Twenty-eight Cincinnati Public School students are getting a new opportunity to learn and play music.
The Elementary Jazz Academy is an after-school program that offers free transportation, instruments and snacks to students throughout the city in hopes of lowering barriers to access one-on-one sessions.
CPS Fine Arts Curriculum Manager Isidore Rudnick runs the program. He says the beauty of the genre is all instruments contribute to the dynamic rhythms and its roots in African traditions. "This amazing music that was created in the turn of the century by African American musicians who, for generations, have overcome immense obstacles," he says.
Rudnick says teaching the roots of jazz is just as important as jamming out.
CPS music teachers recommended 4th, 5th and 6th grade students to participate. To be eligible, students must attend at least 90% of school; have no more than three discipline referrals in a year; and no suspension or expulsion. The student and their guardian have to attend an evaluation and go through an interview to be considered.
Rudnick says every family that was interviewed and agreed to the rehearsal schedule were admitted into the group.
During a practice, Rudnick does a call-and-response to see if the students know their history.
" 'When the Saints Go Marching In' is an example of a…"
"New Orleans street march" the students yell back in a scattered ripple.
"What kinds of functions or events would this New Orleans street march be played at?" Rudnick asks.
The students stagger their shouts on top of each other: "at funerals;" "weddings;" "celebrations."
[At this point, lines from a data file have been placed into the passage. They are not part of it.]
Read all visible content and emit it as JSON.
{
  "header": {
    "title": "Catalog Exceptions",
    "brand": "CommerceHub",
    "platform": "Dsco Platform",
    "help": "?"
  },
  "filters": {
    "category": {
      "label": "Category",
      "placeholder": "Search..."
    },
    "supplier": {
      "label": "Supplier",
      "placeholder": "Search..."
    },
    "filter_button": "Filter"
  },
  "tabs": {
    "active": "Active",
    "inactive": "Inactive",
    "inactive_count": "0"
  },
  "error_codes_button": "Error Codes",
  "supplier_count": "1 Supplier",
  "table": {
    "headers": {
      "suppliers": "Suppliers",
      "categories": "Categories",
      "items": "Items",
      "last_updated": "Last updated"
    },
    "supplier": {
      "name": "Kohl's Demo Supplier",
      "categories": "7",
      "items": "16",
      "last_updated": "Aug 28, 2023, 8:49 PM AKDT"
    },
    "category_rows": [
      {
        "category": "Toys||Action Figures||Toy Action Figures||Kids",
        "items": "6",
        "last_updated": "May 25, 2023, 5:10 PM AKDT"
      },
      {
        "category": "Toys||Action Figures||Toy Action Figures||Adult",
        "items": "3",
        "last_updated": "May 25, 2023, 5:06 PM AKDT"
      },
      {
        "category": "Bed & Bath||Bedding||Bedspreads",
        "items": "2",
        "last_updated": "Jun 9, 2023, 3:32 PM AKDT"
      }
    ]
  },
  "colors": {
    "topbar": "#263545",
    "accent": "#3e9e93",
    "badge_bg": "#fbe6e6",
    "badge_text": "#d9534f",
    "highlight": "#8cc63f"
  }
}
Students come from Price Hill, Kennedy Heights and North Avondale to jam to the lively black bop of jazz.
The group is diverse in background and in musical experience; most have one or two years of experience.
Eleven-year-old Osayanare Sherman goes to College Hill Fundamental Academy. She played the xylophone at school but learned how to play the trumpet seven weeks ago. She says the hardest part is "the notes. It's a lot more notes than the instrument I use to play and its different ways to play it with your mouth."
She says she doesn’t like practicing after school because it keeps her away from studying for the Iowa exam to test into Walnut Hills. But her mom, Cecelia Aikhionbare, says the program was her daughter's idea.
"I think it’s a good experience," Aikhionbare says. "It gives her a chance to meet kids from various parts of the city and it helps her through the challenge of how to manage her time."
The students will show their skills Saturday at the Cincinnati Public Schools International Jazz Festival from 9 a.m. to 9:30 p.m. at the Aronoff Center.